Certes, Juppé n’est pas complice des intentions douteuses du président du Modem.  Pris par son désir de rassembler, Alain Juppé s’est félicité du soutien affiché de François Bayrou mais il n’a pas mesuré, la portée dangereuse de l’intrusion de ce dernier, dans cette primaire.                                                                                     Le maire de Pau pourrait bien réussir là un coup de Maître, lui qui n’était pourtant destiné qu’à jouer un rôle minime, de simple figurant à la prochaine présidentielle tant il est seul à la tête d’une coquille vide appelée Modem.Par cette grossière erreur stratégique, Alain Juppé et son équipe ont remis en selle un Bayrou en perdition. Désormais François Bayrou renait de ses cendres, se redonne une légitimité et se dresse en opposant aux Républicains, mettant en péril la victoire d’un parti normalement majoritaire.                              

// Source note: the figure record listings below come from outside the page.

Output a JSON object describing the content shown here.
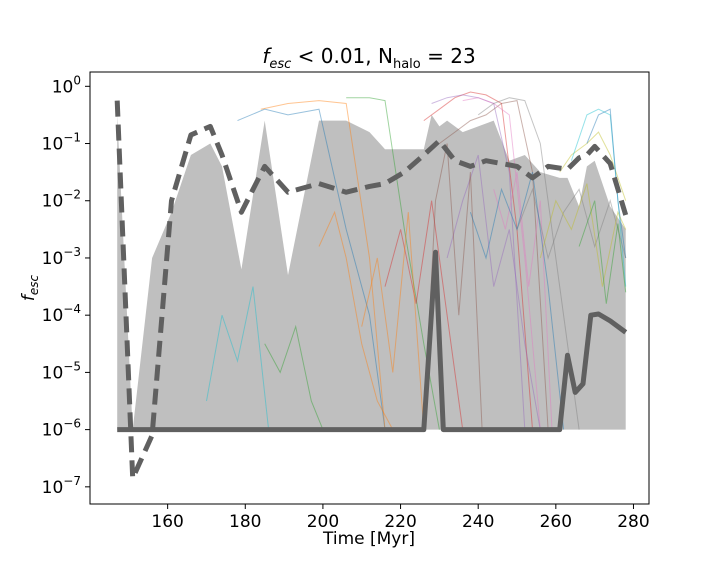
{
  "chart_data": {
    "type": "line",
    "title": "f_esc < 0.01, N_halo = 23",
    "title_parts": {
      "f": "f",
      "f_sub": "esc",
      "condition": " < 0.01, ",
      "n": "N",
      "n_sub": "halo",
      "count": " = 23"
    },
    "xlabel": "Time [Myr]",
    "ylabel": "f_esc",
    "ylabel_parts": {
      "main": "f",
      "sub": "esc"
    },
    "xlim": [
      140,
      284
    ],
    "ylim_log10": [
      -7.3,
      0.25
    ],
    "y_scale": "log",
    "x_ticks": [
      160,
      180,
      200,
      220,
      240,
      260,
      280
    ],
    "y_ticks": [
      {
        "base": "10",
        "exp": "0",
        "log10": 0
      },
      {
        "base": "10",
        "exp": "−1",
        "log10": -1
      },
      {
        "base": "10",
        "exp": "−2",
        "log10": -2
      },
      {
        "base": "10",
        "exp": "−3",
        "log10": -3
      },
      {
        "base": "10",
        "exp": "−4",
        "log10": -4
      },
      {
        "base": "10",
        "exp": "−5",
        "log10": -5
      },
      {
        "base": "10",
        "exp": "−6",
        "log10": -6
      },
      {
        "base": "10",
        "exp": "−7",
        "log10": -7
      }
    ],
    "grid": false,
    "range_band": {
      "color": "#bfbfbf",
      "x": [
        147,
        151,
        156,
        161,
        166,
        171,
        174,
        179,
        185,
        191,
        199,
        206,
        212,
        216,
        221,
        226,
        228,
        230,
        232,
        236,
        240,
        244,
        248,
        252,
        256,
        261,
        263,
        266,
        268,
        270,
        274,
        278
      ],
      "upper_log10": [
        -0.5,
        -6.0,
        -3.0,
        -2.2,
        -1.2,
        -1.0,
        -1.4,
        -3.2,
        -0.6,
        -3.3,
        -0.6,
        -0.6,
        -0.8,
        -1.1,
        -1.1,
        -1.1,
        -0.5,
        -0.7,
        -0.6,
        -0.8,
        -0.7,
        -0.6,
        -1.3,
        -1.2,
        -1.5,
        -1.6,
        -1.6,
        -2.1,
        -1.4,
        -1.3,
        -2.1,
        -2.5
      ],
      "lower_log10": [
        -6,
        -6,
        -6,
        -6,
        -6,
        -6,
        -6,
        -6,
        -6,
        -6,
        -6,
        -6,
        -6,
        -6,
        -6,
        -6,
        -6,
        -6,
        -6,
        -6,
        -6,
        -6,
        -6,
        -6,
        -6,
        -6,
        -6,
        -6,
        -6,
        -6,
        -6,
        -6
      ]
    },
    "mean_line": {
      "style": "dashed",
      "color": "#606060",
      "x": [
        147,
        151,
        156,
        161,
        166,
        171,
        174,
        179,
        185,
        191,
        199,
        206,
        212,
        216,
        221,
        226,
        230,
        234,
        238,
        242,
        246,
        250,
        254,
        258,
        263,
        266,
        268,
        270,
        274,
        278
      ],
      "y_log10": [
        -0.25,
        -6.85,
        -6.1,
        -2.0,
        -0.85,
        -0.7,
        -1.2,
        -2.2,
        -1.4,
        -1.85,
        -1.7,
        -1.85,
        -1.75,
        -1.7,
        -1.5,
        -1.2,
        -0.95,
        -1.3,
        -1.4,
        -1.3,
        -1.35,
        -1.4,
        -1.6,
        -1.4,
        -1.45,
        -1.25,
        -1.2,
        -1.05,
        -1.35,
        -2.25
      ]
    },
    "median_line": {
      "style": "solid",
      "color": "#606060",
      "x": [
        147,
        150,
        156,
        161,
        166,
        171,
        176,
        181,
        186,
        191,
        196,
        201,
        206,
        211,
        216,
        221,
        226,
        229,
        231,
        236,
        241,
        246,
        251,
        256,
        261,
        263,
        265,
        267,
        269,
        271,
        274,
        278
      ],
      "y_log10": [
        -6,
        -6,
        -6,
        -6,
        -6,
        -6,
        -6,
        -6,
        -6,
        -6,
        -6,
        -6,
        -6,
        -6,
        -6,
        -6,
        -6,
        -2.9,
        -6,
        -6,
        -6,
        -6,
        -6,
        -6,
        -6,
        -4.7,
        -5.35,
        -5.2,
        -4.0,
        -3.98,
        -4.1,
        -4.3
      ]
    },
    "individual_halos": {
      "count": 23,
      "colors": [
        "#1f77b4",
        "#ff7f0e",
        "#2ca02c",
        "#d62728",
        "#9467bd",
        "#8c564b",
        "#e377c2",
        "#7f7f7f",
        "#bcbd22",
        "#17becf"
      ],
      "series": [
        {
          "x": [
            178,
            185,
            191,
            199,
            206,
            212,
            216,
            221,
            226
          ],
          "y_log10": [
            -0.6,
            -0.4,
            -0.5,
            -0.4,
            -2.5,
            -4.0,
            -6,
            -6,
            -6
          ]
        },
        {
          "x": [
            184,
            191,
            199,
            206,
            212,
            216
          ],
          "y_log10": [
            -0.4,
            -0.3,
            -0.25,
            -0.3,
            -3.0,
            -6
          ]
        },
        {
          "x": [
            206,
            212,
            216,
            221,
            226,
            230
          ],
          "y_log10": [
            -0.2,
            -0.2,
            -0.25,
            -2.5,
            -4.5,
            -6
          ]
        },
        {
          "x": [
            226,
            230,
            234,
            238,
            242,
            246,
            250,
            254
          ],
          "y_log10": [
            -0.6,
            -0.4,
            -0.2,
            -0.1,
            -0.15,
            -0.3,
            -2.5,
            -6
          ]
        },
        {
          "x": [
            228,
            232,
            236,
            240,
            244,
            248,
            252
          ],
          "y_log10": [
            -0.3,
            -0.2,
            -0.15,
            -0.2,
            -0.3,
            -1.5,
            -6
          ]
        },
        {
          "x": [
            230,
            234,
            238,
            242,
            246,
            250,
            254,
            258
          ],
          "y_log10": [
            -1.0,
            -0.8,
            -0.6,
            -0.5,
            -0.3,
            -0.25,
            -1.5,
            -6
          ]
        },
        {
          "x": [
            236,
            240,
            244,
            248,
            252,
            256
          ],
          "y_log10": [
            -0.25,
            -0.2,
            -0.3,
            -0.5,
            -3.0,
            -6
          ]
        },
        {
          "x": [
            240,
            244,
            248,
            252,
            256,
            261,
            266
          ],
          "y_log10": [
            -0.5,
            -0.3,
            -0.2,
            -0.25,
            -1.0,
            -3.5,
            -6
          ]
        },
        {
          "x": [
            261,
            264,
            268,
            271,
            274,
            278
          ],
          "y_log10": [
            -1.5,
            -1.2,
            -1.0,
            -0.8,
            -1.2,
            -2.0
          ]
        },
        {
          "x": [
            264,
            268,
            271,
            274,
            278
          ],
          "y_log10": [
            -1.3,
            -0.5,
            -0.4,
            -0.5,
            -3.5
          ]
        },
        {
          "x": [
            268,
            271,
            274,
            276,
            278
          ],
          "y_log10": [
            -1.0,
            -0.5,
            -0.4,
            -2.0,
            -3.0
          ]
        },
        {
          "x": [
            199,
            203,
            206,
            210,
            214,
            218
          ],
          "y_log10": [
            -2.8,
            -2.2,
            -3.0,
            -4.5,
            -5.5,
            -6
          ]
        },
        {
          "x": [
            185,
            189,
            193,
            197,
            200
          ],
          "y_log10": [
            -4.5,
            -5.0,
            -4.2,
            -5.5,
            -6
          ]
        },
        {
          "x": [
            216,
            220,
            224,
            228,
            232,
            236
          ],
          "y_log10": [
            -3.5,
            -2.5,
            -3.8,
            -2.0,
            -4.0,
            -6
          ]
        },
        {
          "x": [
            232,
            236,
            240,
            244,
            248,
            252,
            256
          ],
          "y_log10": [
            -3.0,
            -2.0,
            -1.2,
            -3.5,
            -2.5,
            -4.5,
            -6
          ]
        },
        {
          "x": [
            226,
            229,
            232,
            235,
            238,
            241
          ],
          "y_log10": [
            -6,
            -2.0,
            -1.0,
            -4.0,
            -1.5,
            -6
          ]
        },
        {
          "x": [
            244,
            247,
            250,
            253,
            256,
            259
          ],
          "y_log10": [
            -1.8,
            -2.5,
            -1.5,
            -3.5,
            -2.0,
            -6
          ]
        },
        {
          "x": [
            250,
            254,
            258,
            262,
            266,
            270,
            274,
            278
          ],
          "y_log10": [
            -2.5,
            -1.8,
            -3.0,
            -2.2,
            -1.8,
            -2.8,
            -2.0,
            -3.0
          ]
        },
        {
          "x": [
            256,
            260,
            264,
            268,
            272,
            276,
            278
          ],
          "y_log10": [
            -3.0,
            -2.0,
            -2.5,
            -1.7,
            -3.5,
            -2.2,
            -2.5
          ]
        },
        {
          "x": [
            170,
            174,
            178,
            182,
            186
          ],
          "y_log10": [
            -5.5,
            -4.0,
            -4.8,
            -3.5,
            -6
          ]
        },
        {
          "x": [
            238,
            242,
            246,
            250,
            254,
            258,
            262
          ],
          "y_log10": [
            -2.2,
            -3.0,
            -1.8,
            -2.5,
            -1.5,
            -3.5,
            -6
          ]
        },
        {
          "x": [
            210,
            214,
            218,
            222,
            226
          ],
          "y_log10": [
            -4.2,
            -3.0,
            -5.0,
            -2.2,
            -6
          ]
        },
        {
          "x": [
            266,
            270,
            273,
            276,
            278
          ],
          "y_log10": [
            -2.8,
            -2.0,
            -3.8,
            -2.4,
            -3.6
          ]
        }
      ]
    }
  }
}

En acceptant sans conditions le soutien de François Bayrou, Juppé a fait entrer le loup dans la bergerie « Les républicains ».                                                     La menace est réelle pour la cohésion de la droite et ses chances de victoireà l’élection présidentielle de 2017.

 Pour sortir par le haut de ce traquenard, une seule solution, Alain Juppé doit impérativement imposer à Bayrou, des conditions au dialogue :

-  François Bayrou doit renoncer à se présenter en 2017.                                                                                                                                                                             -  Il doit également s’engager à soutenir le vainqueur de la primaire.                                                                                                                                                      Ces deux conditions posées sur la table, dédouaneraient d’un côté Alain Juppé et le libèreraient de cette manipulation qui parasite sa campagne.                               Et d’un autre côté, elles obligeront François Bayrou à s’engager loyalement, sans quoi il se retrouverait seul, comme à la case départ.